TDS on NRI Rental Income: The 30% Rule
When a tenant pays rent to an NRI landlord, they are legally required to deduct TDS under Section 195 of the Income Tax Act. The TDS rate is 30% on the gross rent amount (before any deductions), plus 4% health and education cess, making the effective TDS rate 31.2%. For higher rental amounts, surcharge may also apply. This is significantly higher than the 10% TDS applicable when the landlord is a resident Indian. The key issue is that TDS is computed on gross rent while actual tax is computed on a much lower taxable income (after deductions). This mismatch almost always results in excess TDS being deducted, entitling the NRI to a refund.
The Refund Opportunity Most NRIs Miss
Consider an NRI receiving Rs. 6,00,000 annual rent. The tenant deducts TDS of Rs. 1,87,200 (31.2% of Rs. 6,00,000). After municipal taxes of Rs. 30,000, the NAV is Rs. 5,70,000. Standard deduction of 30% brings the taxable income to Rs. 3,99,000. The actual tax on this amount under the new regime is approximately Rs. 7,280. The difference between TDS deducted (Rs. 1,87,200) and actual tax (Rs. 7,280) is Rs. 1,79,920, which is refundable upon filing ITR. Many NRIs do not realise this and leave lakhs of rupees unclaimed with the government every year.
Section 197: Lower TDS Certificate
NRIs can apply to the Assessing Officer for a certificate under Section 197 that directs the tenant to deduct TDS at a lower rate (or nil) based on the NRI's actual estimated tax liability. This avoids the cash flow problem of excess TDS and the need to wait for a refund.

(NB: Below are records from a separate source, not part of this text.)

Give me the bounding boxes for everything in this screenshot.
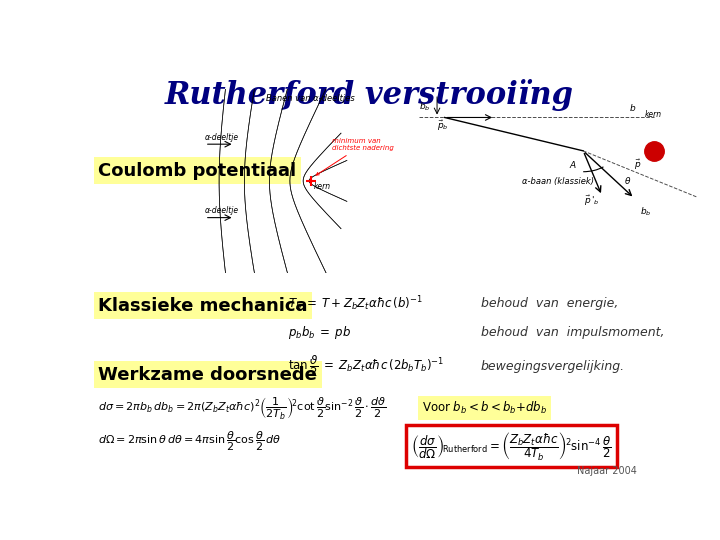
- Text: Rutherford verstrooiïng: Rutherford verstrooiïng: [164, 79, 574, 111]
- Text: $p_b b_b \;=\; pb$: $p_b b_b \;=\; pb$: [288, 325, 351, 341]
- Text: Werkzame doorsnede: Werkzame doorsnede: [99, 366, 318, 383]
- Text: $\vec{p}\,'_b$: $\vec{p}\,'_b$: [584, 194, 600, 208]
- Text: behoud  van  impulsmoment,: behoud van impulsmoment,: [481, 327, 664, 340]
- Text: behoud  van  energie,: behoud van energie,: [481, 298, 618, 310]
- Text: $d\sigma = 2\pi b_b\,db_b = 2\pi(Z_b Z_t \alpha\hbar c)^2\left(\dfrac{1}{2T_b}\r: $d\sigma = 2\pi b_b\,db_b = 2\pi(Z_b Z_t…: [99, 395, 387, 421]
- Text: α-baan (klassiek): α-baan (klassiek): [522, 177, 594, 186]
- Text: $\vec{p}_b$: $\vec{p}_b$: [437, 119, 449, 133]
- Text: Voor $b_b < b < b_b{+}db_b$: Voor $b_b < b < b_b{+}db_b$: [422, 400, 547, 416]
- Text: Klassieke mechanica: Klassieke mechanica: [99, 297, 308, 315]
- Text: $b$: $b$: [629, 102, 636, 113]
- Text: Banen van α-deeltjes: Banen van α-deeltjes: [266, 94, 355, 103]
- Text: Najaar 2004: Najaar 2004: [577, 467, 637, 476]
- Text: $A$: $A$: [569, 159, 577, 170]
- Text: kern: kern: [645, 111, 662, 119]
- Text: $T_b \;=\; T + Z_b Z_t \alpha\hbar c\,(b)^{-1}$: $T_b \;=\; T + Z_b Z_t \alpha\hbar c\,(b…: [288, 294, 423, 313]
- Text: $\tan\dfrac{\vartheta}{2} \;=\; Z_b Z_t \alpha\hbar c\,(2b_b T_b)^{-1}$: $\tan\dfrac{\vartheta}{2} \;=\; Z_b Z_t …: [288, 353, 444, 379]
- Text: $d\Omega = 2\pi\sin\theta\,d\theta = 4\pi\sin\dfrac{\theta}{2}\cos\dfrac{\theta}: $d\Omega = 2\pi\sin\theta\,d\theta = 4\p…: [99, 429, 282, 453]
- Text: α-deeltje: α-deeltje: [204, 206, 239, 215]
- Text: kern: kern: [314, 181, 331, 191]
- Text: $b_b$: $b_b$: [419, 101, 431, 113]
- Text: Coulomb potentiaal: Coulomb potentiaal: [99, 162, 297, 180]
- Text: α-deeltje: α-deeltje: [204, 133, 239, 141]
- Text: $\vec{p}$: $\vec{p}$: [634, 157, 641, 172]
- Text: $\left(\dfrac{d\sigma}{d\Omega}\right)_{\!\mathrm{Rutherford}} = \left(\dfrac{Z_: $\left(\dfrac{d\sigma}{d\Omega}\right)_{…: [411, 430, 611, 462]
- Text: bewegingsvergelijking.: bewegingsvergelijking.: [481, 360, 625, 373]
- Text: $\theta$: $\theta$: [624, 176, 631, 186]
- Text: $b_b$: $b_b$: [641, 205, 652, 218]
- Text: minimum van
dichtste nadering: minimum van dichtste nadering: [316, 138, 394, 175]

The application is filed online on the Income Tax portal, and the certificate is typically issued within 30 days. This is particularly useful for NRIs with rental income as their only Indian income, where the tax liability after deductions is minimal or nil.

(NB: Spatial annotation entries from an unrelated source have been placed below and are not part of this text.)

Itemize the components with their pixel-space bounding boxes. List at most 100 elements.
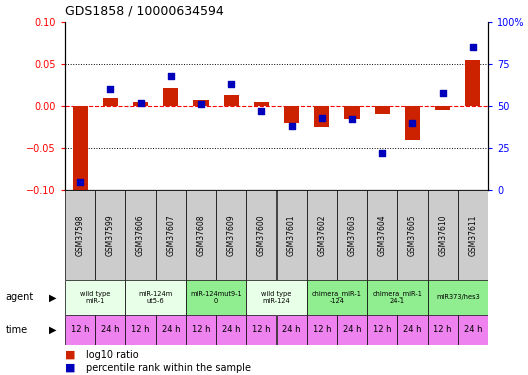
Bar — [428, 190, 458, 280]
Text: GSM37599: GSM37599 — [106, 214, 115, 256]
Text: GSM37610: GSM37610 — [438, 214, 447, 256]
Text: wild type
miR-124: wild type miR-124 — [261, 291, 291, 304]
Point — [348, 117, 356, 123]
Bar — [72, 106, 88, 190]
Bar — [435, 106, 450, 110]
Text: wild type
miR-1: wild type miR-1 — [80, 291, 110, 304]
Text: GSM37608: GSM37608 — [196, 214, 205, 256]
Bar — [314, 106, 329, 127]
Text: GSM37606: GSM37606 — [136, 214, 145, 256]
Point — [227, 81, 235, 87]
Text: GSM37603: GSM37603 — [347, 214, 356, 256]
Bar — [216, 315, 246, 345]
Bar — [284, 106, 299, 123]
Text: 12 h: 12 h — [71, 326, 89, 334]
Point — [318, 115, 326, 121]
Point — [197, 101, 205, 107]
Bar — [133, 102, 148, 106]
Bar — [126, 315, 156, 345]
Bar — [95, 315, 126, 345]
Text: 12 h: 12 h — [373, 326, 391, 334]
Bar — [186, 315, 216, 345]
Text: GSM37600: GSM37600 — [257, 214, 266, 256]
Bar — [398, 315, 428, 345]
Bar — [405, 106, 420, 140]
Bar — [458, 190, 488, 280]
Bar — [163, 87, 178, 106]
Text: ▶: ▶ — [49, 325, 56, 335]
Text: 24 h: 24 h — [101, 326, 119, 334]
Text: miR373/hes3: miR373/hes3 — [436, 294, 479, 300]
Text: agent: agent — [5, 292, 34, 303]
Text: log10 ratio: log10 ratio — [86, 350, 139, 360]
Bar — [375, 106, 390, 114]
Point — [106, 86, 115, 92]
Text: 12 h: 12 h — [433, 326, 452, 334]
Bar — [246, 280, 307, 315]
Text: GSM37602: GSM37602 — [317, 214, 326, 256]
Bar — [246, 315, 277, 345]
Point — [166, 73, 175, 79]
Bar — [65, 315, 95, 345]
Text: chimera_miR-1
24-1: chimera_miR-1 24-1 — [372, 291, 422, 304]
Text: GSM37609: GSM37609 — [227, 214, 235, 256]
Text: GDS1858 / 10000634594: GDS1858 / 10000634594 — [65, 5, 224, 18]
Text: ■: ■ — [65, 350, 76, 360]
Bar — [103, 98, 118, 106]
Bar — [126, 280, 186, 315]
Text: chimera_miR-1
-124: chimera_miR-1 -124 — [312, 291, 362, 304]
Bar — [428, 280, 488, 315]
Bar — [367, 315, 398, 345]
Bar — [246, 190, 277, 280]
Text: ■: ■ — [65, 363, 76, 373]
Point — [287, 123, 296, 129]
Text: miR-124mut9-1
0: miR-124mut9-1 0 — [190, 291, 242, 304]
Bar — [367, 190, 398, 280]
Text: GSM37598: GSM37598 — [76, 214, 84, 256]
Bar — [254, 102, 269, 106]
Text: time: time — [5, 325, 27, 335]
Text: 24 h: 24 h — [222, 326, 240, 334]
Bar — [344, 106, 360, 118]
Bar — [367, 280, 428, 315]
Bar — [337, 315, 367, 345]
Bar — [458, 315, 488, 345]
Point — [257, 108, 266, 114]
Bar — [307, 315, 337, 345]
Text: 12 h: 12 h — [313, 326, 331, 334]
Text: 24 h: 24 h — [282, 326, 301, 334]
Text: 24 h: 24 h — [464, 326, 482, 334]
Bar — [398, 190, 428, 280]
Bar — [428, 315, 458, 345]
Text: 24 h: 24 h — [403, 326, 422, 334]
Text: GSM37607: GSM37607 — [166, 214, 175, 256]
Point — [378, 150, 386, 156]
Point — [408, 120, 417, 126]
Bar — [186, 190, 216, 280]
Bar — [337, 190, 367, 280]
Bar — [465, 60, 480, 106]
Bar — [65, 190, 95, 280]
Bar — [277, 190, 307, 280]
Bar — [277, 315, 307, 345]
Text: 12 h: 12 h — [192, 326, 210, 334]
Bar — [307, 280, 367, 315]
Bar — [307, 190, 337, 280]
Text: GSM37611: GSM37611 — [468, 214, 477, 256]
Bar — [156, 190, 186, 280]
Bar — [193, 100, 209, 106]
Bar — [156, 315, 186, 345]
Bar — [186, 280, 246, 315]
Point — [469, 44, 477, 50]
Text: GSM37604: GSM37604 — [378, 214, 386, 256]
Bar — [95, 190, 126, 280]
Text: 24 h: 24 h — [162, 326, 180, 334]
Point — [76, 178, 84, 184]
Text: GSM37605: GSM37605 — [408, 214, 417, 256]
Text: GSM37601: GSM37601 — [287, 214, 296, 256]
Bar — [65, 280, 126, 315]
Text: 24 h: 24 h — [343, 326, 361, 334]
Text: percentile rank within the sample: percentile rank within the sample — [86, 363, 251, 373]
Bar — [126, 190, 156, 280]
Text: ▶: ▶ — [49, 292, 56, 303]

DTAA and Double Taxation Relief
Under most Double Taxation Avoidance Agreements (DTAAs) that India has with other countries, rental income from immovable property situated in India is taxable in India (the source country). The NRI's country of residence provides relief by allowing a credit for the Indian tax paid against the domestic tax liability on the same income. For example, a US-based NRI would report the Indian rental income on their US tax return and claim a Foreign Tax Credit for the Indian tax paid. To avail DTAA benefits, NRIs should obtain a Tax Residency Certificate (TRC) from their country of residence and file Form 10F with the Indian tax authorities.
Filing Requirements and Deadlines
Every NRI with taxable Indian income exceeding the basic exemption limit (Rs. 3,00,000 under new regime) or seeking a TDS refund must file an Income Tax Return. NRIs file ITR-2 (since rental income cannot be filed in ITR-1). The due date is July 31 for individuals without audit requirements. Filing a return is the only way to claim the TDS refund, and returns can be filed up to two years from the end of the assessment year with late fees.
Disclaimer
This calculator provides indicative estimates based on the Income Tax Act, 1961 and current tax slabs. Actual tax liability may vary based on your total income, residential status, and applicable surcharge. Consult a qualified Chartered Accountant for personalised tax advice. This is not financial or tax advice.